This is Henry Miller, narrating from the inside of his beautiful buzzing soul, details of his personal disappointment. The US is dying having scarcely lived. He is angry.
As if he was lord of some manor come back after a decade of neglect to find his ancestral home a wasteland. He is storming with complicated personal rage about it. It is hard to see what responsibility he has himself for this outcome. Does he see himself anywhere in it? It seems as though the concept of this book was solid, but he veered so far into a refined idea and no one sought him out to salvage it. He rolls on, to where it can be hard to see where you are in it, until suddenly you are in the middle of a set piece whose characters appear and whose origins will remain obscure.

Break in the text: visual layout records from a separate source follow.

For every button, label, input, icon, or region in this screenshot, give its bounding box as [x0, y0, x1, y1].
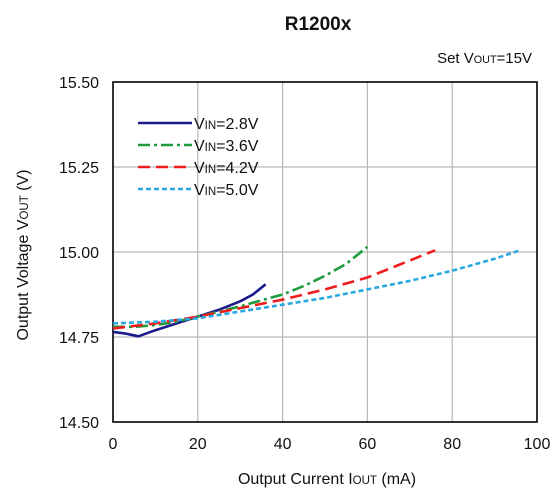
legend-label: VIN=2.8V	[194, 116, 259, 133]
x-axis-label: Output Current IOUT (mA)	[238, 471, 416, 488]
x-tick-label: 0	[109, 436, 118, 453]
y-tick-label: 14.50	[59, 415, 99, 432]
chart-subtitle: Set VOUT=15V	[437, 50, 532, 67]
x-tick-label: 60	[359, 436, 377, 453]
legend-label: VIN=3.6V	[194, 138, 259, 155]
chart-title: R1200x	[285, 14, 352, 35]
y-tick-label: 15.50	[59, 75, 99, 92]
grid	[113, 82, 537, 422]
x-tick-label: 20	[189, 436, 207, 453]
legend-label: VIN=5.0V	[194, 182, 259, 199]
x-tick-label: 100	[524, 436, 551, 453]
x-tick-label: 40	[274, 436, 292, 453]
axis-ticks: 0 20 40 60 80 100 14.50 14.75 15.00 15.25 15.50	[59, 75, 550, 453]
y-tick-label: 15.25	[59, 160, 99, 177]
y-axis-label: Output Voltage VOUT (V)	[15, 169, 32, 340]
y-tick-label: 15.00	[59, 245, 99, 262]
series-line-2	[113, 245, 369, 329]
series-line-4	[112, 249, 521, 325]
series-line-3	[112, 249, 436, 330]
series-lines	[112, 245, 521, 338]
legend: VIN=2.8V VIN=3.6V VIN=4.2V VIN=5.0V	[138, 116, 259, 199]
legend-label: VIN=4.2V	[194, 160, 259, 177]
plot-frame	[112, 81, 538, 423]
y-tick-label: 14.75	[59, 330, 99, 347]
x-tick-label: 80	[443, 436, 461, 453]
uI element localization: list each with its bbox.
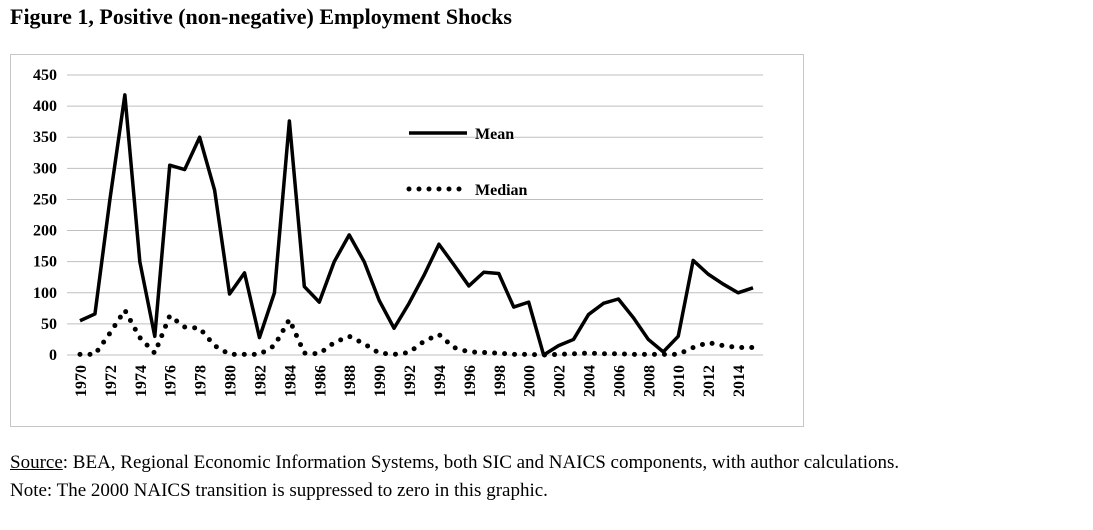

Mostly what we receive here is his unmitigated bitterness at his struggle as a man in this world without the respect or really the admiration of the powerful and mighty which he so obviously (and somewhat painfully) craves. (To drive home this point, in the afterward he makes a list of those Guggenheim Awardees that stood in front of him and received awards the year he made his application to write this book. It's mostly scientists, economists, and so forth -- lesser creatures than artists is the implication. The point is to urge you to register a written complaint about passing him over for the honor he so obviously deserved above these callow narrow academics. So confident you share his view on the matter he helpfully provides the Guggenheim director's mailing address.)
Miller is a patriarch, a dispatched, discarded and peripatetic one for sure, but he loves us, his errant readers. He is blessed with insight and understanding, and willing to generously share it with us in the form of a series of strenuously expressed warnings. He doesn't want us to be driven to insanity by the falseness of the ever encroaching commercial world which dominates the US and threatens to dumb down "civilization" everywhere. His subject is the creation of empire and it's effect on the Natural Man. We didn't do it right in America. Vive la France! He is longing to be considered prodigal and therefore potentially in receipt of some long withheld fortune to which he so obviously feels entitled. He doesn't actually want to come back and run anything. This is not James Baldwin returning to America from a fruitful career as an artist in Europe out of a sense of personal responsibility for the outcome of the fight he left behind to explore his voice. This is instead the absent father who remembers he had a family and returns to see what's become of it since he left.
There are few women in his book that merit more than a sentence or two. That is irritating. He alludes to great stories he could tell, but doesn't. That is also irritating. I could write an entire review about the racism of this book, but in the end it's like having dinner in the old folks home with your uncle Bob; what do you say to dinosaurs like this? And of course, more pertinently this particular dinosaur is actually dead. His version of racism lives on and doesn't seem to die off. But we knew that and know it better now then ever. What is the best hackneyed phrase here?: He was "a creature of his time"? He 'means well'? Like all white people in America, he fucks all this shit up from top to bottom. It could make the book unreadable for some of you.
His trip across the US is a couch surfing type affair, with him setting up with a series of boon companions (read: drinking buddies) a hateful device which allows him to quote himself liberally from their conversations. He looks often with naked adolescent hatred at America. To him what is marvelous about it is at best is ignored, at worst wrecked or at least (in his telling) spoiled. As, by implication, he was himself.
There are some passages of poignance and clarity about the many hypocrisies and lost opportunities of The American Dream and I got something out of reading it. Despite his lack of rigor, (He seems to say "Details? Why bother! You know what I'm talking about here!" *Wink, nod*) There is a recounting of a dinner party in Hollywood that he stumbled into that is priceless. There are some dark themes about American life that will look extremely accurate from this point in time but so few of them. You still need to read DeTocqueville. He tells you who his artistic heroes are and details his FEELINGS about their greatness. Trust me you've never heard of them and never will. He choses friends first and then finds the light in their work; which in itself is endearing. He probably was a generous, if occasionally domineering, friend.
Miller is a crank, a morsel of his time, the "Man Artist". Muscular, freebooting, charming, and a bit of caustic narcissism thrown in for good measure. But I'm a lifelong fan of his and won't give him totally up for all the doting on him I did in my 20's. A precursor of the Beats, he is better then most of them. He prides himself on being unabridged, idiosyncratic, a bit of a lovable monster.
This book is about him, nothing but him, wandering through a few episodes in this country which he barely fathoms. America is a mirror and what he sees in it finally is mostly Henry.